Traité conclu, le 3 juin 1890 avec le roi du Djoloff
Entre nous, Alfred Dodds, colonel commandant supérieur des troupes, commandant la colonne expéditionnaire du Djoloff, officier de la Légion d’honneur, agissant comme représentant de M. Clément Thomas, gouverneur du Sénégal et dépendances, chevalier de la Légion d’honneur, et en vertu des pouvoirs qui nous ont été confiés, d’une part ; Et Samba Laobé Penda Sangoulé N’Diaye, assisté de ses principaux notables, d’autre part,
A été conclu le traité suivant :
Art. 1. — Le royaume du Djoloff est placé sous le protectorat et la suzeraineté de la France. Il est gouverné par un roi qui continue à prendre le litre de Bour-Ba. La transmission du pouvoir se fera sur la présentation, par les notables, d’un candidat choisi parmi les membres de la famille appelés à régner. Le gouverneur se réserve le droit absolu d’agréer ou de repousser dans le cas où il serait hostile à des idées de justice et de progrès qui doivent animer tous les princes et les chefs alliés de la France.
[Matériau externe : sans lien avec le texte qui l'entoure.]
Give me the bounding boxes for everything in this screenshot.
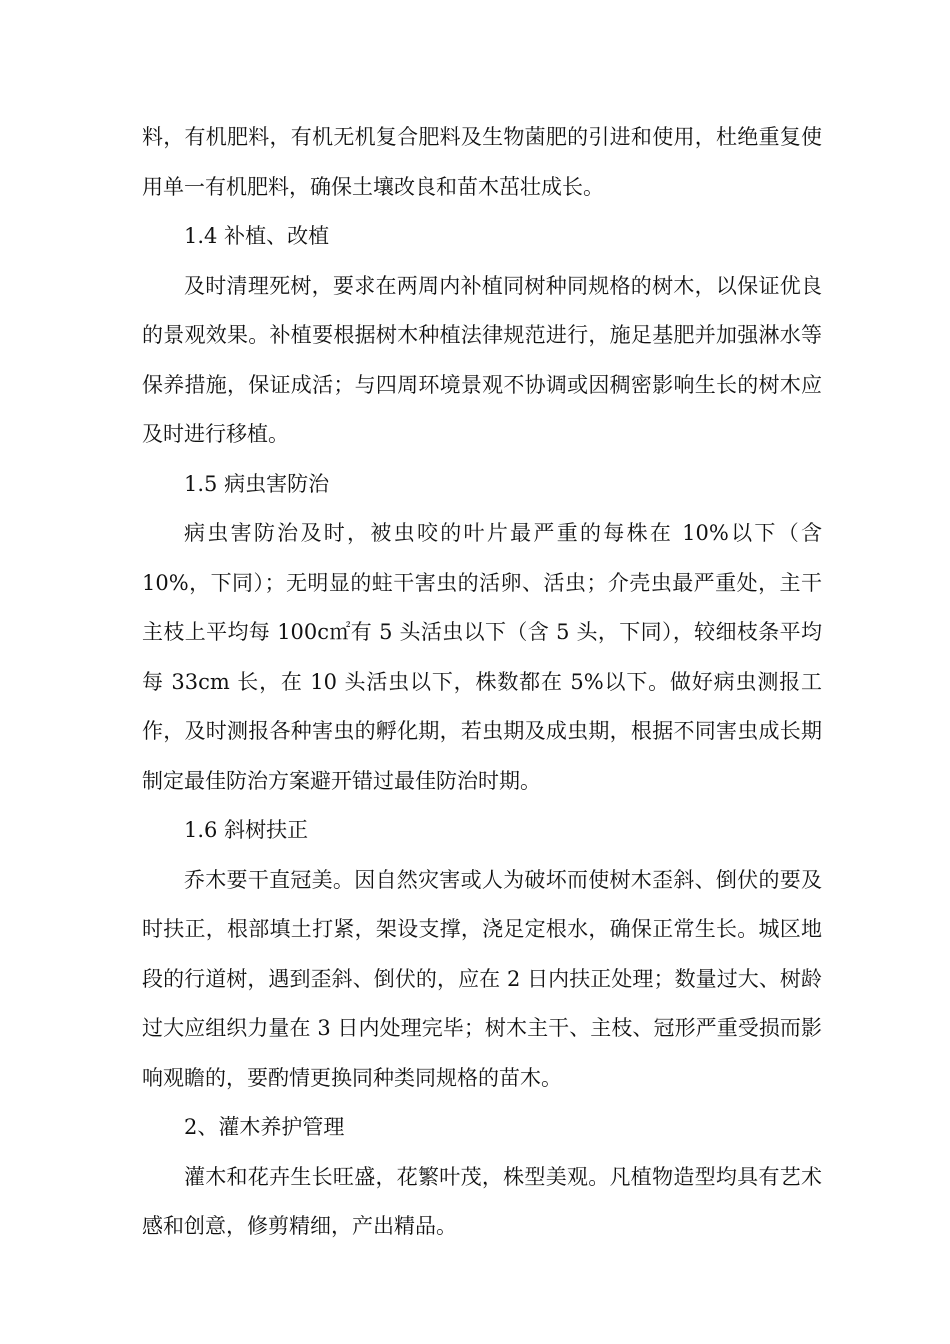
- paragraph-pest-control: 病虫害防治及时，被虫咬的叶片最严重的每株在 10%以下（含 10%，下同）；无明显的蛀干害虫的活卵、活虫；介壳虫最严重处，主干主枝上平均每 100c㎡有 5 头活虫以下（含 5 头，下同），较细枝条平均每 33cm 长，在 10 头活虫以下，株数都在 5%以下。做好病虫测报工作，及时测报各种害虫的孵化期，若虫期及成虫期，根据不同害虫成长期制定最佳防治方案避开错过最佳防治时期。: [142, 521, 822, 793]
- section-heading-tree-straightening: 1.6 斜树扶正: [184, 818, 309, 842]
- section-heading-pest-control: 1.5 病虫害防治: [184, 471, 330, 496]
- paragraph-tree-straightening: 乔木要干直冠美。因自然灾害或人为破坏而使树木歪斜、倒伏的要及时扶正，根部填土打紧，架设支撑，浇足定根水，确保正常生长。城区地段的行道树，遇到歪斜、倒伏的，应在 2 日内扶正处理；数量过大、树龄过大应组织力量在 3 日内处理完毕；树木主干、主枝、冠形严重受损而影响观瞻的，要酌情更换同种类同规格的苗木。: [142, 867, 822, 1090]
- section-heading-replanting: 1.4 补植、改植: [184, 224, 330, 248]
- paragraph-fertilizer-continued: 料，有机肥料，有机无机复合肥料及生物菌肥的引进和使用，杜绝重复使用单一有机肥料，确保土壤改良和苗木茁壮成长。: [142, 125, 822, 199]
- paragraph-replanting: 及时清理死树，要求在两周内补植同树种同规格的树木，以保证优良的景观效果。补植要根据树木种植法律规范进行，施足基肥并加强淋水等保养措施，保证成活；与四周环境景观不协调或因稠密影响生长的树木应及时进行移植。: [142, 273, 822, 446]
- section-heading-shrub-maintenance: 2、灌木养护管理: [184, 1115, 345, 1139]
- document-body: [142, 113, 822, 1252]
- paragraph-shrub-maintenance: 灌木和花卉生长旺盛，花繁叶茂，株型美观。凡植物造型均具有艺术感和创意，修剪精细，产出精品。: [142, 1164, 822, 1238]
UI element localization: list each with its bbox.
Art. 2, — L’élection de Samba Laobé Penda Sangoulé N’Diaye, choisi librement pour exercer le pouvoir par les notables assemblés à Yang-Yang, le 29 mai 1890, est ratifiée par le gouverneur du Sénégal qui reconnaît Samba Laobé Penda comme roi du Djoloff.
Art. 3. — Il n’est rien changé aux mœurs, coutumes et institutions du pays. Le Bourba Djoloff réglera toutes les affaires intérieures de son royaume d’après les lois en vigueur. Tous les différends entre indigènes continueront à être jugés par leurs chefs d’après les conventions du pays.
Mais si un différend civil ou commercial s’élève entre un indigène et un sujet français, il sera jugé en première instance par le Bourba Djoloff et en appel par le gouverneur dont la décision annulera ou confirmera, s’il y a lieu, le précédent jugement.
Art. 4.— Les conflits entre le Joloff et l’un quelconque des royaumes ou pays voisins seront toujours soumis à l’examen du gouverneur du Sénégal, qui seul en décidera.
Art. 3. — Le Bourba Djoloff ainsi que ses Diambours prennent rengagement d’administrer leur pays avec justice, de favoriser l’agriculture, de ne pas exiger des cultivateurs des redevances exagérées, de protéger les gens paisibles qui vivent de leur travail. Non seulement le Bourba Djoloff s’engage à empêcher qui que ce soit, prince ou chefs, de piller les villages, mais encore il veillera à la reconstruction de ceux qui ont été détruits et à rétablissement de nouveaux centres de population. Il protégera partout où ils s’établiront les négociants et traitants français qui pourront toujours commercer librement dans le pays ; enfin il fera tout son possible pour assurer et augmenter la prospérité du Djoloff.
De son côté, le gouverneur du Sénégal, en témoignage de la bienveillance dont il est animé envers le Bourba Djoloff, l’autorise à placer dans les lieux de traite qui se fonderont dans l’intérieur de son royaume des alcatys qui percevront sur les produits du sol et les bestiaux un droit à déterminer, mais qui, dans aucun cas, ne pourra être supérieur aux droits perçus, pour les mêmes denrées, dans les pays alliés ou protégés.
Art. 6. — Nul ne pourra s’établir dans le Djoloff sans l’autorisation du gouverneur. Le Bourba Djoloff ne donnera jamais asile, aide ou appui aux gens qui lui seront signalés par le gouverneur comme coupables de crimes ou de délits de droit commun, ennemis de la paix publique ou ad-
versaires de la France. Par suite de cet arrangement souscrit par le Bourba, le territoire de Djoloff est interdit à Aly Boury et aux aventuriers du Djoloff et des pays voisins qui l’ont aidé dans ses déprédations et forment sa garde particulière.
Art. 7. — Aucune troupe étrangère en armes ne devra, sans l’autorisation du gouverneur, traverser le territoire de Djoloff pour porter la guerre dans un autre point de la Sénégambie.
Aucune expédition ne pourra être préparée ou engagée sous quelque prétexte que ce soit, par le Bourba Djoloff sans l’assentiment du gouverneur. Dans le cas où cet assentiment serait accordé, le gouverneur, s’il en était besoin, viendrait en aide au Bourba. Par réciprocité, le Bourba Djoloff s’engage, s’il en est requis, à mettre ses contingents à la disposition du gouverneur qu’ils devront suivre partout où besoin sera et servir comme loyaux et fidèles alliés .
Fait à Yang-Yang, le 3 juin 1890. A. Dos. Samba Laobé Pend a Sangoulé N’Diaye. (Signatures des témoins). Approuvé : Le gouverneur du Sénégal et dépendances Clément Thomas.